In the previous tutorial, we looked at Data Acquisition. Now that we have acquired out data, we will identify it=, that is, we will mark the data in some way, so that we may track each record through our entire data migration. Not only is this beneficial to the mechanics of our migration, it will also become important once we start to look at migration reconciliation and auditing. We will always need to be able to explain where our data came from, and why we did what we did.
Assuming that we have data that is structured by rows and columns, we will add the following, columns to each of our rows. If we have data that is structured differently, we will achieve the same result; but may have to mark the data using a different mechanism. We will discuss this further, in a later article.

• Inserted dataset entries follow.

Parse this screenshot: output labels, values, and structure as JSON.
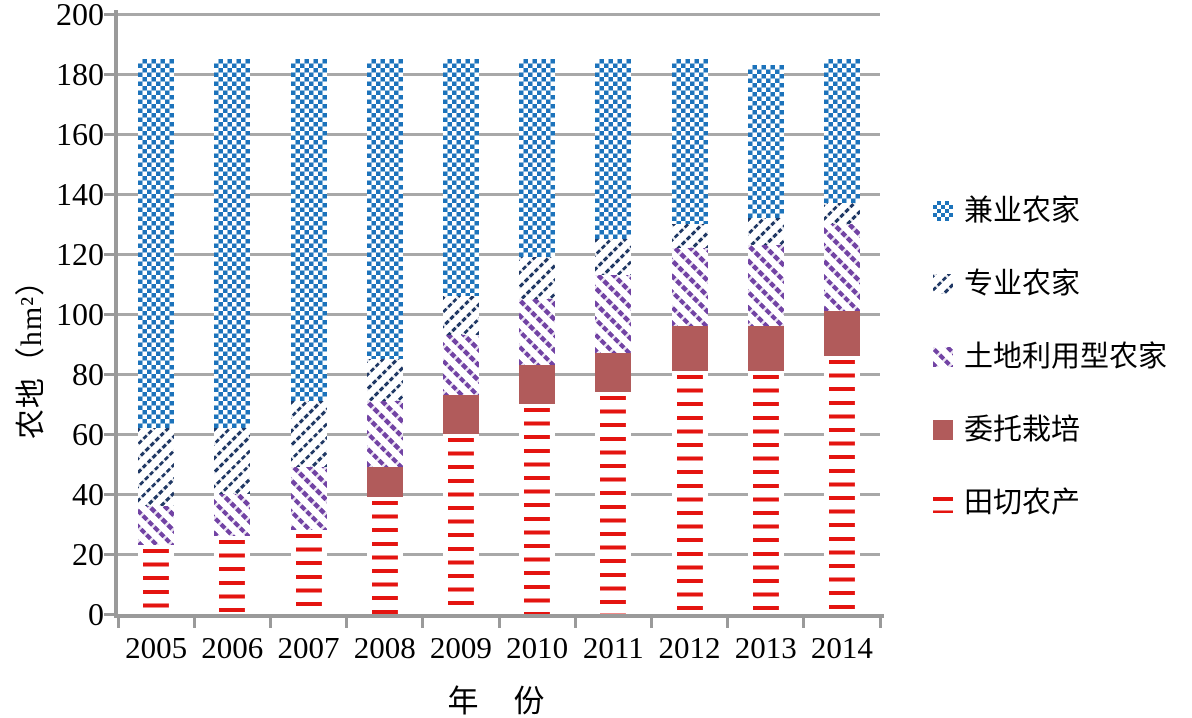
{
  "chart_data": {
    "type": "bar",
    "stacked": true,
    "xlabel": "年　份",
    "ylabel": "农地（hm²）",
    "ylim": [
      0,
      200
    ],
    "yticks": [
      0,
      20,
      40,
      60,
      80,
      100,
      120,
      140,
      160,
      180,
      200
    ],
    "grid": "horizontal",
    "legend_position": "right",
    "categories": [
      "2005",
      "2006",
      "2007",
      "2008",
      "2009",
      "2010",
      "2011",
      "2012",
      "2013",
      "2014"
    ],
    "series": [
      {
        "name": "田切农产",
        "color": "#E41410",
        "pattern": "horizontal-dash",
        "values": [
          23,
          26,
          28,
          39,
          60,
          70,
          74,
          81,
          81,
          86
        ]
      },
      {
        "name": "委托栽培",
        "color": "#B15B5B",
        "pattern": "solid",
        "values": [
          0,
          0,
          0,
          10,
          13,
          13,
          13,
          15,
          15,
          15
        ]
      },
      {
        "name": "土地利用型农家",
        "color": "#7243A4",
        "pattern": "diagonal-down-dash",
        "values": [
          13,
          14,
          21,
          22,
          20,
          22,
          26,
          26,
          27,
          29
        ]
      },
      {
        "name": "专业农家",
        "color": "#1F3864",
        "pattern": "diagonal-up-dash",
        "values": [
          26,
          22,
          22,
          14,
          13,
          14,
          12,
          8,
          9,
          7
        ]
      },
      {
        "name": "兼业农家",
        "color": "#1C73BB",
        "pattern": "checker",
        "values": [
          123,
          123,
          114,
          100,
          79,
          66,
          60,
          55,
          51,
          48
        ]
      }
    ],
    "legend_order_top_to_bottom": [
      "兼业农家",
      "专业农家",
      "土地利用型农家",
      "委托栽培",
      "田切农产"
    ]
  },
  "colors": {
    "gridline": "#A8A8A8",
    "axis": "#9A9A9A",
    "text": "#000000",
    "plot_background": "#FFFFFF"
  }
}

dmSourceName String dmRowNumber Integer dmUUID String 36
Our source name is a free-text field that identifies where our data came from. This may identify a database table and column name, a disk file name, a URI, or any other source that our data may come from.
The prefix “dm” simply stands for “Data Migration” and has been added to differentiate data migration columns that have been added during processing, from real data columns, and to avoid name collisions.
This is a generated sequence that identifies the row number of the data, within each identified source. If, for example, during Data Acquisition, we have read data from a database table and then stored the data in a locally-hosted disk file, this sequence will identify the line number within this local file.
This is a generated UUID, which uniquely identifies each record throughout our data migration, and any subsequent migrations that we may undertake.
We will generate this UUID using the method routines.FieldHelper.getUUID.